Until administrative capacity at state unemployment insurance program offices improves sufficiently to implement a sophisticated solution, another stopgap measure may be necessary. In that case, simply reducing the flat bonus from $600 to something less than $600 would offer an improvement. There’s no correct amount and it may vary by state, so any decision amount that’s chosen would be the product of a political rather than a policy-oriented negotiation. But one recommendation, to lower the sum to $500, which would at least meet the goal of replacing just 100 percent of lost income on average, is a reasonable one. That would at least lessen the extent to which the disincentive to work could constrain our recovery and could set the stage for progressive steps to lower the amount as the crisis progresses. If this option is exercised, efforts to improve state unemployment insurance computing systems should occur in parallel to ensure that more sophisticated solutions can be implemented as we progress through this crisis or even in advance of future disruptions to the economy requiring intervention. 

Another option would be to extend the flat benefit (at the original, lower amount) and ask states to cap the benefit delivered to workers at a determined replacement rate that’s less than 100 percent.
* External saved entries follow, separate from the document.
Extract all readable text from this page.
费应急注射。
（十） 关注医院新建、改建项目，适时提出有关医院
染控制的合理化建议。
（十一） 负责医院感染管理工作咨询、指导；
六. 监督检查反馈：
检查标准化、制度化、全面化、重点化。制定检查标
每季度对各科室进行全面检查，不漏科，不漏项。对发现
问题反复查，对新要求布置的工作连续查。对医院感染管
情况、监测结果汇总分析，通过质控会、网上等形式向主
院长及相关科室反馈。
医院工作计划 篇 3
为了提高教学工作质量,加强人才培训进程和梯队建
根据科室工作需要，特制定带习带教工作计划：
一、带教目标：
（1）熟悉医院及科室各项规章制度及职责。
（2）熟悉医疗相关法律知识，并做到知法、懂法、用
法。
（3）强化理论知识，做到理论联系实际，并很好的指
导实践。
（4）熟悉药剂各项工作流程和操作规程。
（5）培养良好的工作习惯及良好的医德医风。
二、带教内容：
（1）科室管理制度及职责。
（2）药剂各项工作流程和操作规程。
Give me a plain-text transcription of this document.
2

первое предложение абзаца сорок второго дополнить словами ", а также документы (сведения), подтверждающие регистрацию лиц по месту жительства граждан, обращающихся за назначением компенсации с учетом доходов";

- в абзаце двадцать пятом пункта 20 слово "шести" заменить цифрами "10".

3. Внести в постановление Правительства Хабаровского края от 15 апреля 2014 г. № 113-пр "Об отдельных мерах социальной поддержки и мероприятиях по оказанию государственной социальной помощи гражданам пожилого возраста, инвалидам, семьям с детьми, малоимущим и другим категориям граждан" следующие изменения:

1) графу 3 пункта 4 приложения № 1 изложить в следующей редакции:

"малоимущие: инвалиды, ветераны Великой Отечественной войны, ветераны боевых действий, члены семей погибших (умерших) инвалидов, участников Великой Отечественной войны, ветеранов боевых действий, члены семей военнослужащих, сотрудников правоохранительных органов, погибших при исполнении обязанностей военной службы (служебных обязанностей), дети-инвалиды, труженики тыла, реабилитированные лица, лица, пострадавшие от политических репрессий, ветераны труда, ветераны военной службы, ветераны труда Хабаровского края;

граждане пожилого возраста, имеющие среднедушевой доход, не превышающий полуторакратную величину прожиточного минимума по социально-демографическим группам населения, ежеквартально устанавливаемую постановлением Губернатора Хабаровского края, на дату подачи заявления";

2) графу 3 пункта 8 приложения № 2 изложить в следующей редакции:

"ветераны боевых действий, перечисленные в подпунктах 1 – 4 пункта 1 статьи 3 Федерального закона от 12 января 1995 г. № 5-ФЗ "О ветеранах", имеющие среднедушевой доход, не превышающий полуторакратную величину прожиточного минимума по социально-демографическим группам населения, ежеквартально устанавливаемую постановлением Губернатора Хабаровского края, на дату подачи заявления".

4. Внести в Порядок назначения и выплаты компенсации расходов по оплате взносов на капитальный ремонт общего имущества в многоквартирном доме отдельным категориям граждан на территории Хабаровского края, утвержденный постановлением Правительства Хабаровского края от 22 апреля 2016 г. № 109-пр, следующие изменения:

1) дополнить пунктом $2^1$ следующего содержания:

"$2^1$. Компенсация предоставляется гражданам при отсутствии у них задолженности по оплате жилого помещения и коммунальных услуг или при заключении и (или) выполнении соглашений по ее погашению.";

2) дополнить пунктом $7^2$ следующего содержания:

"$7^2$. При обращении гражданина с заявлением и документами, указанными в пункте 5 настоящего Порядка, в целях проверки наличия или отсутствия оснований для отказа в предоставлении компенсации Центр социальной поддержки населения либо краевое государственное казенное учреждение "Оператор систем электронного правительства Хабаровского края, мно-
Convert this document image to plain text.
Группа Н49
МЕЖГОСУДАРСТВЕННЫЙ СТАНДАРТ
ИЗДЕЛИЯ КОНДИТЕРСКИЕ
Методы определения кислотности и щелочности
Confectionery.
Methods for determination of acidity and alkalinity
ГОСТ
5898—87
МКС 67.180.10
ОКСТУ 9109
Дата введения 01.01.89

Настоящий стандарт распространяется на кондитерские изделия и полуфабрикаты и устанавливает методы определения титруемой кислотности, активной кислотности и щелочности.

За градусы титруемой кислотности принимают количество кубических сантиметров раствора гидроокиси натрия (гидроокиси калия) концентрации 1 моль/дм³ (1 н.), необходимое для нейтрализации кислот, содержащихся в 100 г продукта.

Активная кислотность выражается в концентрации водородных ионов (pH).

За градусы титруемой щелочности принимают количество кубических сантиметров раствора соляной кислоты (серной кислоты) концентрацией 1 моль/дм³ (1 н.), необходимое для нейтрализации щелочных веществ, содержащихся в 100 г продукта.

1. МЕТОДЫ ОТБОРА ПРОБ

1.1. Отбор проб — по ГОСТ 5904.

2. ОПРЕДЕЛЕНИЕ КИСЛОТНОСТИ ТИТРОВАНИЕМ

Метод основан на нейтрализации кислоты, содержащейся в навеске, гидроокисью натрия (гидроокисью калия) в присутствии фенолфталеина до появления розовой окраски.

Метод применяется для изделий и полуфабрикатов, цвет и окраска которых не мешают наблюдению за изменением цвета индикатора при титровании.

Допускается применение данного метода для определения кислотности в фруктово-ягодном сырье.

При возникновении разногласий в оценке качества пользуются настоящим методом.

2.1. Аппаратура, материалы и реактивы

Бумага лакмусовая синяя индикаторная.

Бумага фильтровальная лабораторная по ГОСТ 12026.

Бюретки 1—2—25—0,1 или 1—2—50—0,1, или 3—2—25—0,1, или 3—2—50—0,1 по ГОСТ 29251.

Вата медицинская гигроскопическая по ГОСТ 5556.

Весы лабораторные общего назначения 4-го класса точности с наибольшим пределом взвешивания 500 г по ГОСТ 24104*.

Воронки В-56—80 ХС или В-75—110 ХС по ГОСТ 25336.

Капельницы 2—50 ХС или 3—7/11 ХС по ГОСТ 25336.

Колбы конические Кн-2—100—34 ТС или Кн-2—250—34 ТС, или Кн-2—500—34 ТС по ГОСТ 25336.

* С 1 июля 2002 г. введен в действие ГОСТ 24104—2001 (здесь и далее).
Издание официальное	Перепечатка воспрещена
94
Allowing states to share in the savings generated by that cap could give them both the resources to upgrade their computing systems as necessary and the incentive to do so. Even with this option, lawmakers should be imagining an exit plan from this approach, whether it be a more sophisticated subsidy program or a stepdown schedule for the flat subsidy amount, perhaps pegged to markers of economic activity, like the state unemployment rate.

Unfortunately, the economic fallout from the COVID-19 pandemic has only just begun, and with case counts rising in regions across the country we may have the worst of both the health and economic crises still to come. The federal government should sit ready to act and spend generously as the circumstances merit. Right now, that means replacing the initial unemployment insurance bonus with an alternative that lessens the unintended disincentive to work while avoiding the temptation to pile on new policies that only further skew incentives without even delivering dollars to those who need them the most.